Un día en la selección

Tras el cabreo de la derrota en Wembley, el regusto que inicia estas líneas es el del coraje final en San José. Y también acabó así la selección española en Londrés, empecinada en marcar un gol como fuese, pero la ingenuidad no premia. El argumento de que jugaron a medio gas, es cierto; de que tocaban y tocaban sin permear, indiscutible; y de que adolecían de tensión competitiva, una realidad.

Pero es más importante la percepción que queda de que esos partidos no les sirven a unos jugadores que (salvo en casos de reivindicación como, por ejemplo, Silva o Cesc) tienen que seleccionar, ante la abusiva cantidad de partidos, donde poner todos sus sentimientos y sentidos.

Otro problema deviene cuando el aficionado y el profesional van dando pasos distintos. Aprovechándose de efemérides y surcando en el desván repleto de los símbolos, a alguno se le ocurrió recordar la lección de los húngaros en Wembley (noviembre del 53) –aquello también fue un amistoso- o lanzar así, presuponiendo brillantes, las andanzas del Brasil del 70 tras su exhibición en México. Pero son recuerdos que tras su transcurrir por la bruma de las décadas llegan a nuestra mente un poco distorsionados. La selección húngara de los cincuenta venía y no había llegado ya, como la nuestra; eran los magiares, con un equipo bárbaro, los que todavía tenían que escribir su historia. Finalmente, jugaron la final de un Mundial pero no consiguieron el título. Tras aquel campeonato sus jugadores se diseminaron por Europa y, como muchos saben, Puskas llegó a jugar con España. En el caso de aquel mítico Brasil, a alguno se le caerían los mitos si repasara su trayectoria tras la cita imborrable. Poco tuvo que ver esa selección con la que después jugaría en Alemania 1974 y en alguno de los amistosos, como el de la renombrada despedida de Pelé en 1971, Brasil empató a dos con Yugoslavia en su templo, Maracaná.

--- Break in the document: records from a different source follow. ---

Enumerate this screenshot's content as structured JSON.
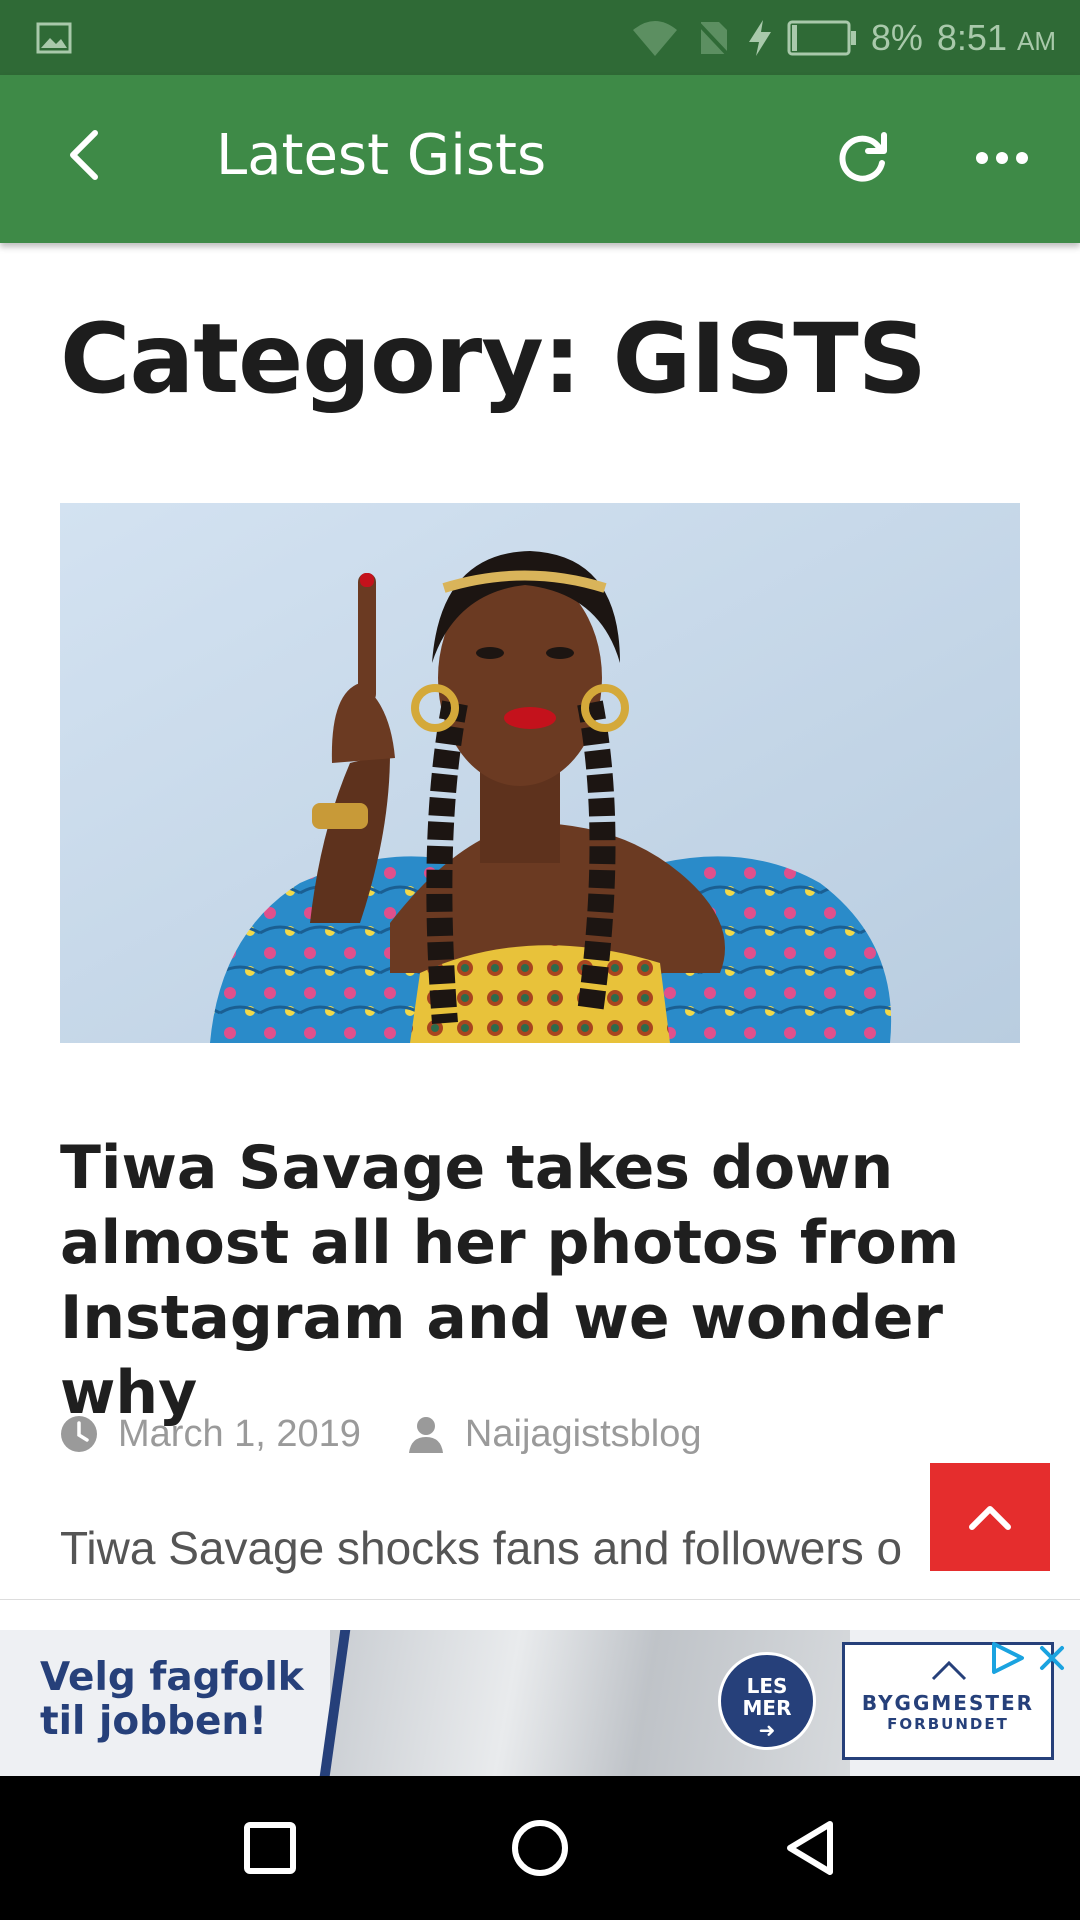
{
  "status_bar": {
    "battery_percent": "8%",
    "time": "8:51",
    "ampm": "AM",
    "icons": [
      "gallery-icon",
      "wifi-icon",
      "no-sim-icon",
      "charging-icon",
      "battery-icon"
    ]
  },
  "app_bar": {
    "title": "Latest Gists",
    "icons": [
      "back-arrow-icon",
      "refresh-icon",
      "more-options-icon"
    ]
  },
  "page": {
    "category_title": "Category: GISTS",
    "post": {
      "title": "Tiwa Savage takes down almost all her photos from Instagram and we wonder why",
      "date": "March 1, 2019",
      "author": "Naijagistsblog",
      "excerpt": "Tiwa Savage shocks fans and followers o"
    }
  },
  "ad": {
    "headline_line1": "Velg fagfolk",
    "headline_line2": "til jobben!",
    "cta_line1": "LES",
    "cta_line2": "MER",
    "brand_line1": "BYGGMESTER",
    "brand_line2": "FORBUNDET"
  },
  "colors": {
    "status_bar": "#2f6a36",
    "app_bar": "#3e8a47",
    "scroll_top_button": "#e52d2d",
    "ad_blue": "#26407a"
  }
}
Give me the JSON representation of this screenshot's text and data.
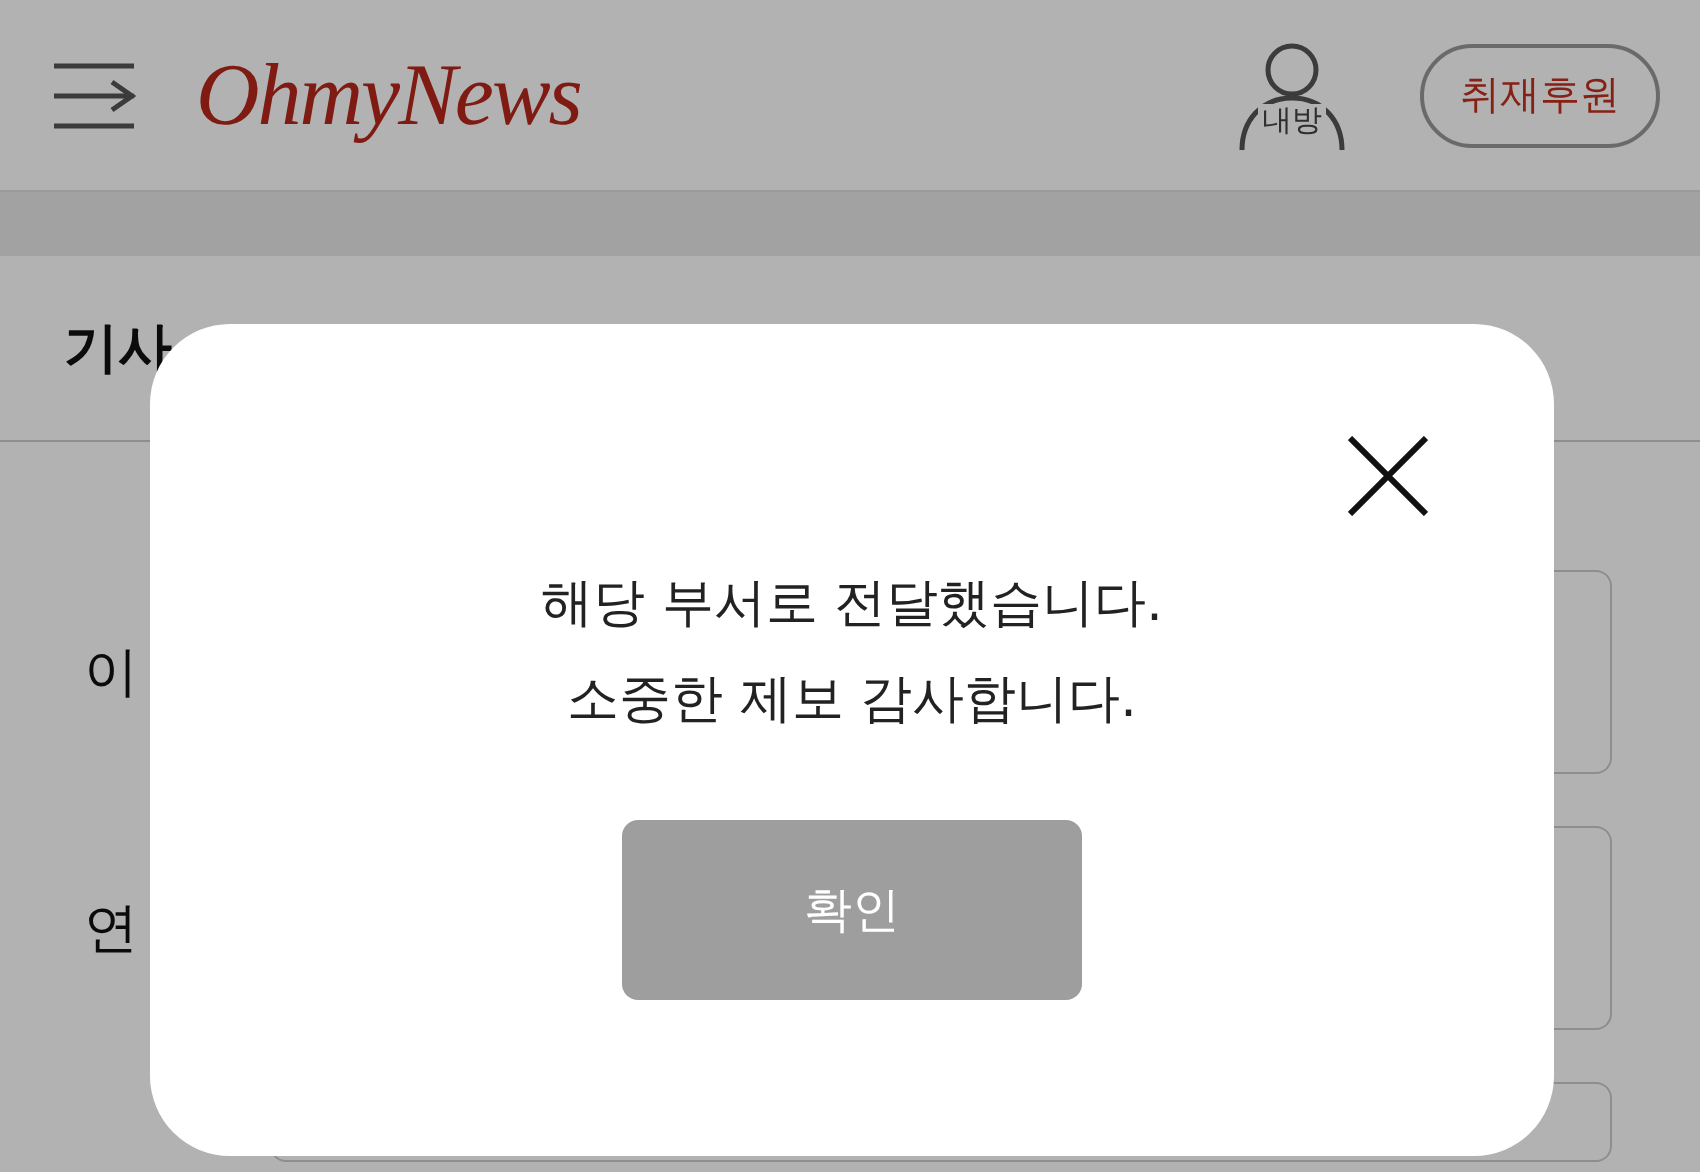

Cuando un aficionado se sienta un sábado en el sofá para ver a su selección en Wembley, espera algo más que el sesteo de la primera mitad. Y reparar en que se trata de un amistoso no consuela la frustración del hincha. Aunque se pueda entender la tendencia a desactivar el botón de alarma, sin competición de por medio, no está de más recordar que los amistosos de selección no son comparables a los de clubes, y que, cuando llegue la fase final, el formato no será tan generoso con el talento o la capacidad de un equipo como lo es la Liga. El fútbol de selecciones viaja con la simbología, las efemérides y los momentos. La competición de clubes se desvanece con el bullicio de la cotidianeidad –reconociendo que hay gente que no sabe vivir sin ella- hasta que llegan algunos momentos. Un día cualquiera en la selección no es un día corriente en un club.